2. The vibration device according to claim 1, wherein, the magnetic part is a component.

3. The vibration device according to claim 1, wherein, the magnetic poles of the magnet portion and the non-magnetic portion are arranged along the axis of the magnetic part, and the polarities of the two adjacent magnetic poles of the two adjacent magnet portions are the same.

4. The vibration device according to claim 1, wherein, the gap between the magnetic part and the coil is 0.05-0.6 mm.

5. The vibration device according to claim 1, wherein, the thickness of the non-magnetic portion is above 0.3 mm.

6. The vibration device according to claim 1, wherein, the number of elastic parts is two, and the two elastic parts are respectively connected to two ends of the magnetic part.

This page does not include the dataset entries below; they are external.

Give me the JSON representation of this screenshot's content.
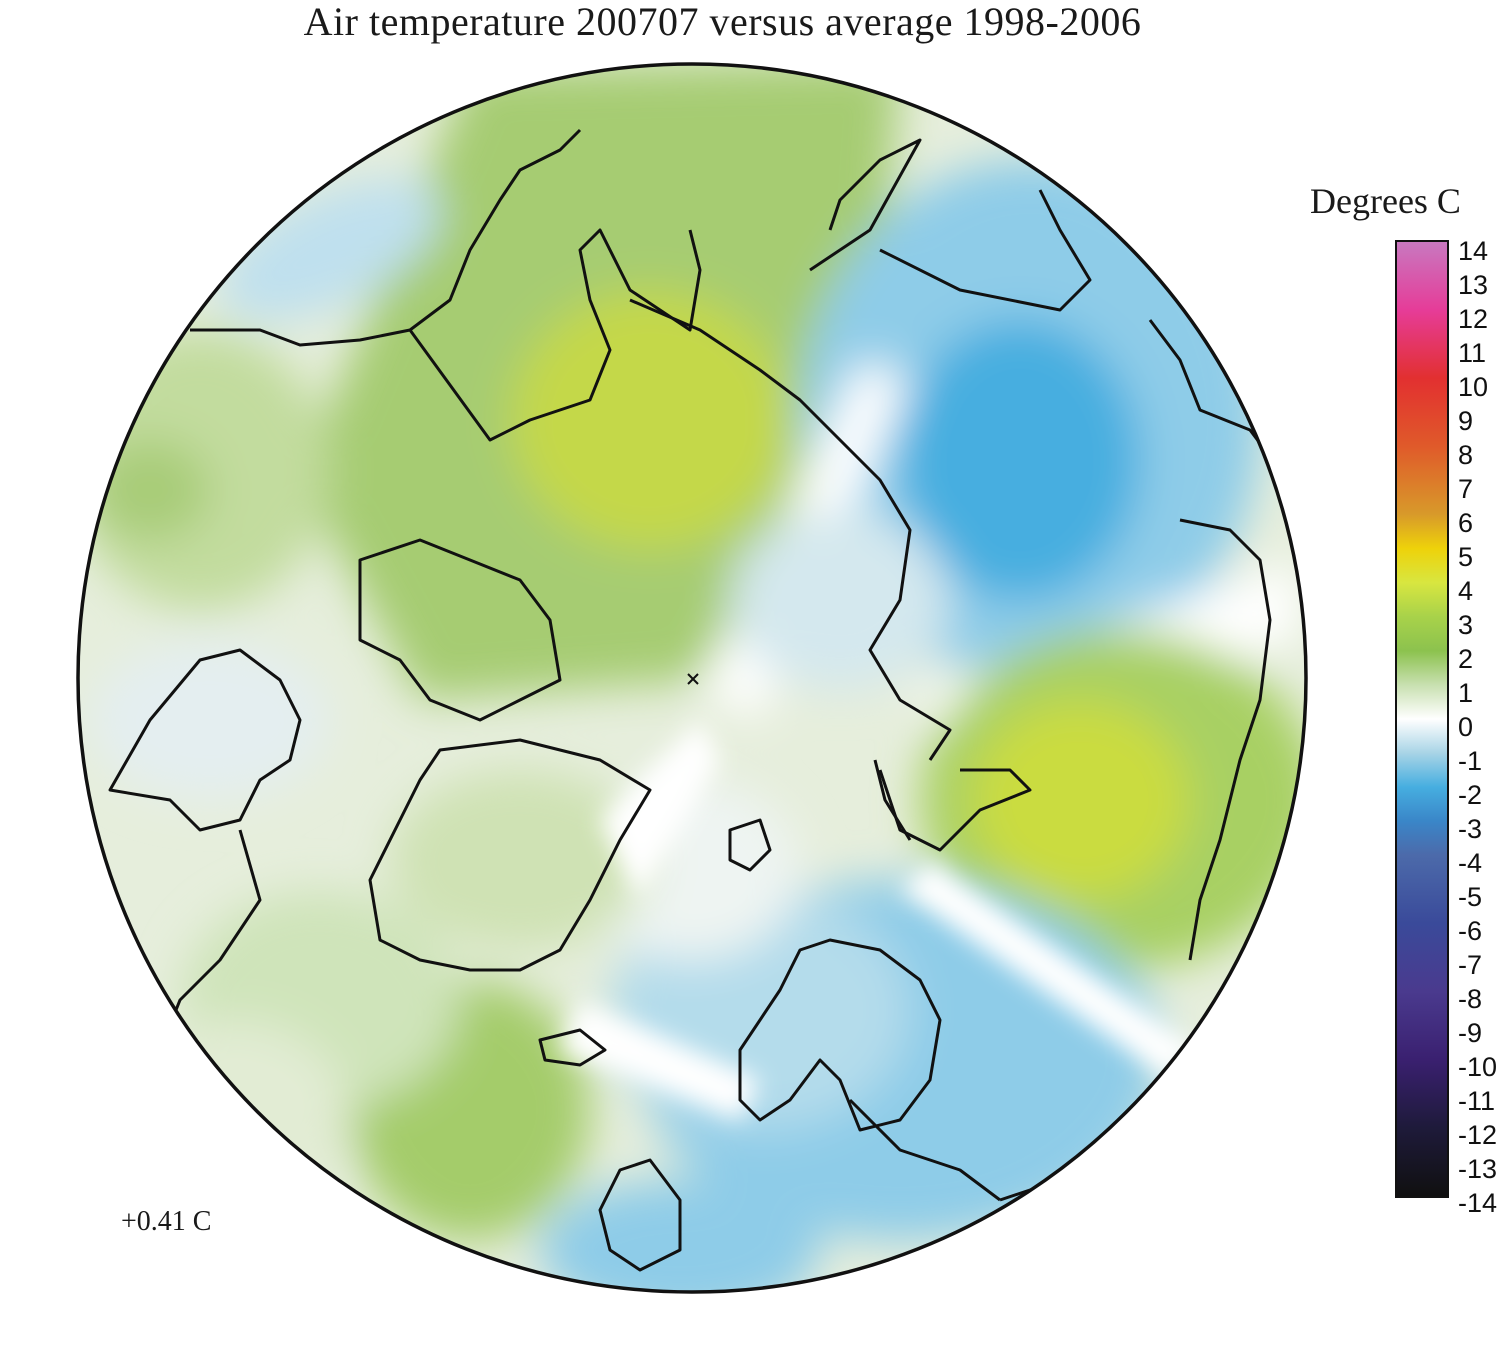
{
  "title": "Air temperature 200707 versus average 1998-2006",
  "legend": {
    "title": "Degrees C",
    "ticks": [
      "14",
      "13",
      "12",
      "11",
      "10",
      "9",
      "8",
      "7",
      "6",
      "5",
      "4",
      "3",
      "2",
      "1",
      "0",
      "-1",
      "-2",
      "-3",
      "-4",
      "-5",
      "-6",
      "-7",
      "-8",
      "-9",
      "-10",
      "-11",
      "-12",
      "-13",
      "-14"
    ],
    "colors": {
      "14": "#c878c0",
      "12": "#e63c98",
      "10": "#e23030",
      "8": "#e05a2a",
      "6": "#d89a2a",
      "5": "#eed20a",
      "4": "#d8e640",
      "3": "#a8d24a",
      "2": "#8cc24e",
      "1": "#c8e0b0",
      "0": "#ffffff",
      "-1": "#a8d4e6",
      "-2": "#46aee0",
      "-3": "#3a86c8",
      "-4": "#4c6aaa",
      "-6": "#3a4a9a",
      "-8": "#4a3a8e",
      "-10": "#3a2070",
      "-12": "#1e1a3a",
      "-14": "#101010"
    }
  },
  "mean_anomaly": "+0.41 C",
  "map": {
    "projection": "north polar stereographic",
    "center_marker": "north-pole-cross"
  }
}
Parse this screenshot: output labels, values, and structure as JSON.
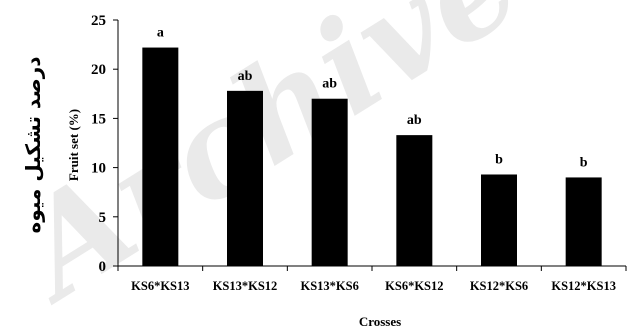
{
  "chart_data": {
    "type": "bar",
    "categories": [
      "KS6*KS13",
      "KS13*KS12",
      "KS13*KS6",
      "KS6*KS12",
      "KS12*KS6",
      "KS12*KS13"
    ],
    "values": [
      22.2,
      17.8,
      17.0,
      13.3,
      9.3,
      9.0
    ],
    "significance": [
      "a",
      "ab",
      "ab",
      "ab",
      "b",
      "b"
    ],
    "ylabel": "Fruit set (%)",
    "ylabel_fa": "درصد تشکیل میوه",
    "xlabel": "Crosses",
    "ylim": [
      0,
      25
    ],
    "yticks": [
      0,
      5,
      10,
      15,
      20,
      25
    ],
    "bar_color": "#000000",
    "grid": false,
    "watermark": "Archive of"
  }
}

7. The vibration device according to claim 6, wherein, the elastic part comprises a first installation portion, a second installation portion surrounding the outer periphery of the first installation portion, and an arm portion connected between the first installation portion and the second installation portion, wherein the first installation portion is connected with the magnetic part, and the second installation portion is connected to the case.

8. The vibration device according to claim 7, wherein, the magnetic part is connected to the first installation portion, and the outer peripheral surface of the magnetic part does not exceed the outer peripheral surface of the first installation portion; or,

a partition plate is connected between the magnetic part and the first installation portion, and the outer peripheral surface of the partition plate does not exceed the outer periphery surface of the first installation portion.

9. The vibration device according to claim 7, further comprising a first cover and a second cover connected to both ends of the case, both the first cover and the second cover are provided with an avoidance cavity for avoiding the arm portion and the first installation portion during the movement of the vibrator.

10. The vibration device according to claim 1, characterized in that, the coil is arranged in the inner cavity of the case or connected to the outside of the case.

11. A bone conduction headphone, characterized in that, comprising the vibration device according to claim 1.

12. An intelligent hardware device, characterized in that, comprising the vibration device according to claim 1.

13. The vibration device according to claim 5, wherein, the maximum value of the thickness of the non-magnetic portion is smaller than the minimum value of the thickness of any one of the magnet portions.

14. The vibration device according to claim 1, wherein, the magnetic part is made by integrally magnetizing the part to be magnetized, when magnetizing, the part to be magnetized is passed through a magnetic conductive sleeve and a polyurethane sleeve, the magnetic conductive sleeve corresponds to the position on the part to be magnetized for forming the non-magnetic portion, the polyurethane sleeve corresponds to the position on the part to be magnetized for forming the magnet portion, a coil set is correspondingly arranged on the outside of the polyurethane sleeve, and the coil set includes one or more magnetizing coils.

15. The vibration device according to claim 14, wherein, during magnetization, the directions of the magnetic fields generated by the adjacent two coil sets corresponding to the positions of the two adjacent polyurethane sleeves are opposite.